D’autres, comme Yves Montand étaient aussi dans l’incarnation…

Montand faisait des gestes. (Il se lève et marche sur place, bras ballants) « Tam, tam-tam, sur les grands boul’vards! » Mais en quoi on reconnaît les grands boulevards? En rien! Il était pourtant studieux. Alors que moi, j’arrive sur scène en me demandant ce que je vais faire, et je le fais…

Y a-t-il un artiste avec lequel une émulation s’est créée? Gilbert Bécaud peut-être?

Pas vraiment. Lui, il voulait être le premier partout. Par exemple, il a été très malheureux de me voir faire le Muppet Show. Il m’a demandé comment j’avais fait. Je lui ai dit qu’on me l’avait juste demandé et il m’a répondu: « je suis jaloux ».

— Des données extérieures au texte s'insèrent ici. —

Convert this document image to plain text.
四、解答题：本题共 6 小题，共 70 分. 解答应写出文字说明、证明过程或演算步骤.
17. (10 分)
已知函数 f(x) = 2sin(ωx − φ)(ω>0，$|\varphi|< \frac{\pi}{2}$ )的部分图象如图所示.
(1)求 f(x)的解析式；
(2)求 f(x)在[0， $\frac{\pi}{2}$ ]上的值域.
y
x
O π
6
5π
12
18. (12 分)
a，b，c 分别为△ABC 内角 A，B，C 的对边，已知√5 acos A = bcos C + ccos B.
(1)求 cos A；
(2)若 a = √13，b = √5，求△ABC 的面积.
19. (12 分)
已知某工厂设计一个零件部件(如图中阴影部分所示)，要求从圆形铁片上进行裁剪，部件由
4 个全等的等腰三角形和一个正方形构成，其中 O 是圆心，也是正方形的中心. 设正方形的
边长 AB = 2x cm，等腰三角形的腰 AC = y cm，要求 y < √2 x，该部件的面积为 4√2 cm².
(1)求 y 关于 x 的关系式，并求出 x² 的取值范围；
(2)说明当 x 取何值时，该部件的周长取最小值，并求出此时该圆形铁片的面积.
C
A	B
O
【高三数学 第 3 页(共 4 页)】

Dans votre dernier livre (Retiens la vie) vous affirmez ne jamais manger avant un concert, ni boire pendant. Pourquoi?

Je n’aime pas voir quelqu’un en eau sur scène. J’ai juste trouvé la façon. La modernité ce n’est pas d’être moderne. C’est d’être de son temps. Je n’aime pas qu’on dise que je suis vieux. Je ne suis pas vieux, je suis âgé. Ce n’est pas pareil.

Vous continuez de chanter en langues étrangères?

J’aime faire plaisir aux personnes qui viennent m’écouter, alors qu’elles ne comprennent pas le français.

Préparez-vous un nouvel album?

J’ai 40 chansons d’avance. Je vais en enregistrer une douzaine pour commencer. Puis je vais en distribuer. Après tout, avant je gagnais ma vie comme ça, en étant chanté par les autres.